Tokyo-Nagoya Algebra Special Seminar

Monday 10:30 ~ 12:00 at A328

Monday 14:45 ~ 16:15 at B114

Rigidity of bricks and brick-Brauer-Thrall conjectures

In these talks, I try to accomplish two goals: First, to give a summary of some new developments in the study of bricks and their connections to several open problems/conjectures in $\tau$-tilting theory, stability conditions and related topics. Second, to share some concrete problems that can be viewed as the middle steps towards a systematic treatment of these conjectures. These talks will be primarily based on my earlier work in my PhD thesis and a series of recent joint papers with Charles Paquette. Our treatment of bricks relies on the fruitful interplays between the algebraic and geometric aspects of representation theory of finite dimensional algebras. While doing so, we revisit some classical notions and problems (such as generic modules and the celebrated Brauer-Thrall conjectures) and then use some new results on the behavior of bricks to give new characterizations of some classical families of algebras and study their modern counterparts.

Wednesday 09:30 ~ 11:00 at A358

Wednesday 11:30 ~ 13:00 at A358

Semistable torsion classes and canonical decompositions in Grothendieck groups

We study two classes of torsion classes which generalize functorially finite torsion classes, that is, semistable torsion classes and morphism torsion classes. Semistable torsion classes are parametrized by the elements in the real Grothendieck group up to TF equivalence. We give a close connection between TF equivalence classes and the cones given by canonical decompositions of the spaces of projective presentations due to Derksen-Fei.
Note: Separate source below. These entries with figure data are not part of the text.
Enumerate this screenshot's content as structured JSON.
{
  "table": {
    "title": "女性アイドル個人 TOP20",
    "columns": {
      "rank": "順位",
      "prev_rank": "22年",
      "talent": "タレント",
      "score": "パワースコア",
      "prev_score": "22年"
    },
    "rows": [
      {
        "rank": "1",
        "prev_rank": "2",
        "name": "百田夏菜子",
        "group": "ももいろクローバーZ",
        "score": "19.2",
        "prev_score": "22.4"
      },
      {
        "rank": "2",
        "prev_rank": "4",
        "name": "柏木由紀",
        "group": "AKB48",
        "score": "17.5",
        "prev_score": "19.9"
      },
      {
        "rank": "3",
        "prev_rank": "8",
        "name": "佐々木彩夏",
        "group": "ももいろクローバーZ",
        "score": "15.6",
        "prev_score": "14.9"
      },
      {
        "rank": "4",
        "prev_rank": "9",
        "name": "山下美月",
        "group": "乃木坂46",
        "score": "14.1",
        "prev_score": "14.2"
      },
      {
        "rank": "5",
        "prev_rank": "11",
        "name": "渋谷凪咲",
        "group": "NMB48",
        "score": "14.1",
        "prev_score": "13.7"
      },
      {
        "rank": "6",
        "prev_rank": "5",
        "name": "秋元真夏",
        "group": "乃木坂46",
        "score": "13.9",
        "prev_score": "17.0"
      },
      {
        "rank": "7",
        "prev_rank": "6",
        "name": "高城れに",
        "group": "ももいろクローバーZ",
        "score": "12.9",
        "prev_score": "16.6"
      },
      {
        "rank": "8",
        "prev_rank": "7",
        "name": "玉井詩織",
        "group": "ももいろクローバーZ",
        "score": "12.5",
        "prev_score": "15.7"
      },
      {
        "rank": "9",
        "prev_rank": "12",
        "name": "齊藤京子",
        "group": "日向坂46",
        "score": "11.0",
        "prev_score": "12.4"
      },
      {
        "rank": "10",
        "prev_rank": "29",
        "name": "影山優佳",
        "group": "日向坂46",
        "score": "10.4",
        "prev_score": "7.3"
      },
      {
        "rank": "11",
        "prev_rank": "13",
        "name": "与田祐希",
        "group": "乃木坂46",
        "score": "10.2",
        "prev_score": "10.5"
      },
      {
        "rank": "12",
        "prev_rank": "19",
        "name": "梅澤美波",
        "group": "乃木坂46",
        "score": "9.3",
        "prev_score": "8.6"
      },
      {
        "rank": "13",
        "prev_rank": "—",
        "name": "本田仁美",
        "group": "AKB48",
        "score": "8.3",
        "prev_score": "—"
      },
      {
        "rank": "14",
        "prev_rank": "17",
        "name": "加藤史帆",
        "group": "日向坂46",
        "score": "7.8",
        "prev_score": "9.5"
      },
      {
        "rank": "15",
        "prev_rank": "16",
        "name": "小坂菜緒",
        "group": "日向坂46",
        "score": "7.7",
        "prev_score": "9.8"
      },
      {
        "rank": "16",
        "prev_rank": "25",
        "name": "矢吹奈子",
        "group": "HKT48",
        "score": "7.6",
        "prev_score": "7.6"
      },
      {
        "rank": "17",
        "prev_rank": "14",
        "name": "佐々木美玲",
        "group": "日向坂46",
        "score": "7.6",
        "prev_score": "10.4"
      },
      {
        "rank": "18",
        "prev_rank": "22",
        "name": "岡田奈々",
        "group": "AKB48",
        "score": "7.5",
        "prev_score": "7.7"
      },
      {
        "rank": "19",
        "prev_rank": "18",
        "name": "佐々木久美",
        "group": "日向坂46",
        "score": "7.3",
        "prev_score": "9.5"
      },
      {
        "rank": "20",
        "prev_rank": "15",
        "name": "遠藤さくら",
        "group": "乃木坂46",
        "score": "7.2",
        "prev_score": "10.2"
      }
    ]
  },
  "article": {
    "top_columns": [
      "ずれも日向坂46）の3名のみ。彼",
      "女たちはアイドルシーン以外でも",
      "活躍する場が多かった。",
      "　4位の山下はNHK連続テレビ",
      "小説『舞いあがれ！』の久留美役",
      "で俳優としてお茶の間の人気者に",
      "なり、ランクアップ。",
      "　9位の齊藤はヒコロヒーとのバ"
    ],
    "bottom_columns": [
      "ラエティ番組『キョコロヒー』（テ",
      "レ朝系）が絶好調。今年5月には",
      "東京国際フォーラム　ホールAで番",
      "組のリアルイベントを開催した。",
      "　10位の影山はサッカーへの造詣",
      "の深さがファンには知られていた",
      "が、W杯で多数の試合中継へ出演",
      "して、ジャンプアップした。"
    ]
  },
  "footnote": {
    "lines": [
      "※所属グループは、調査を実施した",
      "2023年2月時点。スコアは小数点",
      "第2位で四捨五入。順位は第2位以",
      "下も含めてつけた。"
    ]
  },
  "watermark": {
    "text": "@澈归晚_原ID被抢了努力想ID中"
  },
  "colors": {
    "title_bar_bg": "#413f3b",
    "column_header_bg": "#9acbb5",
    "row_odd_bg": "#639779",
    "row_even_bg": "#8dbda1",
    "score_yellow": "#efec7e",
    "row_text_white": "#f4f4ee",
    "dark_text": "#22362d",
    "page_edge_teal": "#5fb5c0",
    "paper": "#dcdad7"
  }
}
More strongly, for E-tame algebras and hereditary algebras, we prove that TF equivalence classes containing lattice points are exactly the cones given by canonical decompositions. One of the key steps in our proof is a general description of semistable torsion classes in terms of morphism torsion classes. If time permits, we will answer a question by Derksen-Fei negatively by giving examples of algebras which do not satisfy the ray condition, and also give an explicit description of TF equivalence classes of preprojective algebras of affine type A.

Wednesday 14:30 ~ 16:00 at GSM 552

Wednesday 16:15 ~ 17:45 at GSM 552

Interval neighborhoods of silting cones

In the study of 2-term (pre)silting complexes for a finite-dimensional algebra, silting cones and the wall-chamber structure given by stability conditions in the real Grothendieck group are strong tools. To use them more efficiently, I defined the interval neighborhood of each silting cone, and proved that the local wall-chamber structure inside the interval neighborhood of each silting cone recovers the whole wall-chamber structure for the algebra appearing in the $\tau$-tilting reduction of Jasso at the corresponding 2-term presilting complex. In joint work with Osamu Iyama, we investigated interval neighborhoods more deeply. I would like to explain some of our representation-theoretical and combinatorial results on interval neighborhoods in my talks.